|
Submitted by
Assigned_Reviewer_2
Q1: Comments to author(s).
First provide a summary of the paper, and then address the following
criteria: Quality, clarity, originality and significance. (For detailed
reviewing guidelines, see
http://nips.cc/PaperInformation/ReviewerInstructions)
The authors discuss the problem of sparse
precision matrix estimation using CLIME and present a scalable variant
CLIME-ADMM along with a distributed framework for computations. Empirical
results comparing the CLIME-ADMM algorithm to state-of-the-art techniques
such as DC-QUIC, Tiger and Flare are presented.
Notation remains
scattered in various parts of Section 1, 2 and 3. It may help instead to
have a table with all the notations for ease of readability. For example,
\rho and \eta do not seem to be defined in the text.
The block
cyclic data distribution appears to be interesting- it is however not
obvious why this scheme would achieve load balance and scalability. There
are also no empirical results to prove this point.
It appears that
the algorithm currently sets the column block size on an adhoc basis -- is
there some intuition or theory to guide the choice of k? A more general
concern is that this is perhaps not a 'distributed' algorithm as no
explicit mechanism of message passing and communication are discussed.

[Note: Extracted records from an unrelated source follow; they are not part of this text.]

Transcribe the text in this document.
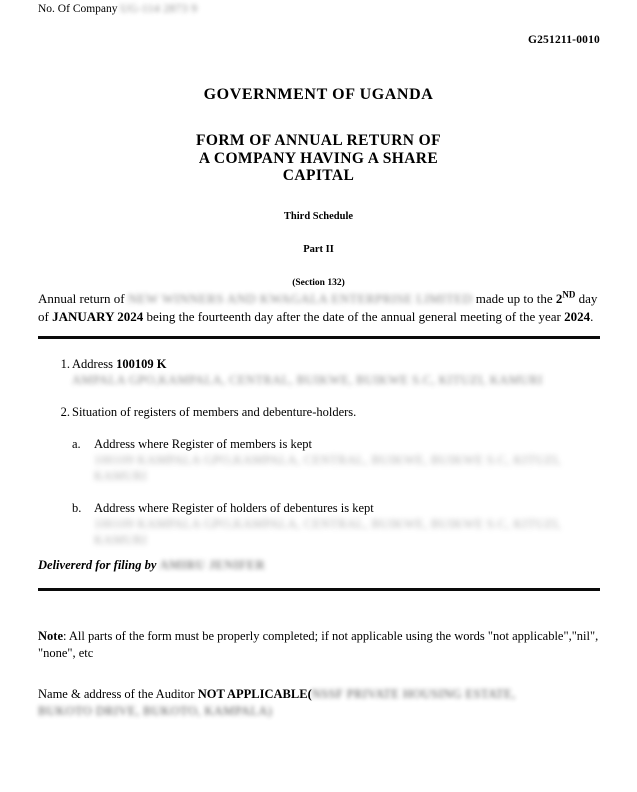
No. Of Company UG-114 2873 9
G251211-0010
GOVERNMENT OF UGANDA
FORM OF ANNUAL RETURN OF
A COMPANY HAVING A SHARE
CAPITAL
Third Schedule
Part II
(Section 132)

Annual return of NEW WINNERS AND KWAGALA ENTERPRISE LIMITED made up to the 2ND day of JANUARY 2024 being the fourteenth day after the date of the annual general meeting of the year 2024.

1. Address 100109 KAMPALA GPO,KAMPALA, CENTRAL, BUIKWE, BUIKWE S.C, KITUZI, KAMURI
2. Situation of registers of members and debenture-holders.
a.	Address where Register of members is kept 100109 KAMPALA GPO,KAMPALA, CENTRAL, BUIKWE, BUIKWE S.C, KITUZI, KAMURI
b.	Address where Register of holders of debentures is kept 100109 KAMPALA GPO,KAMPALA, CENTRAL, BUIKWE, BUIKWE S.C, KITUZI, KAMURI
Delivererd for filing by AMIRU JENIFER

Note: All parts of the form must be properly completed; if not applicable using the words "not applicable","nil", "none", etc

Name & address of the Auditor NOT APPLICABLE(NSSF PRIVATE HOUSING ESTATE, BUKOTO DRIVE, BUKOTO, KAMPALA)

Perhaps it would make sense to consider this a parallel
implementation.
Minor comments: Section 1: ' where \lambda is a
tunning parameter -> Replace with 'tuning' Section 5.1: 'As Tiger is
parameter tunning free' -> Replace with 'tuning' Section 2: 'CLIME
is summerized in' -> 'CLIME is summarized in'
Q2: Please summarize your review in 1-2
sentences
A large scale parallel algorithm for estimation of
sparse precision matrix using CLIME is presented. The novelty involves the
estimation of the precision matrix by column blocks, instead of
column-by-column. Empricial analysis using OpenMPI and Scalapak is
presented.
Submitted by
Assigned_Reviewer_6
Q1: Comments to author(s).
First provide a summary of the paper, and then address the following
criteria: Quality, clarity, originality and significance. (For detailed
reviewing guidelines, see
http://nips.cc/PaperInformation/ReviewerInstructions)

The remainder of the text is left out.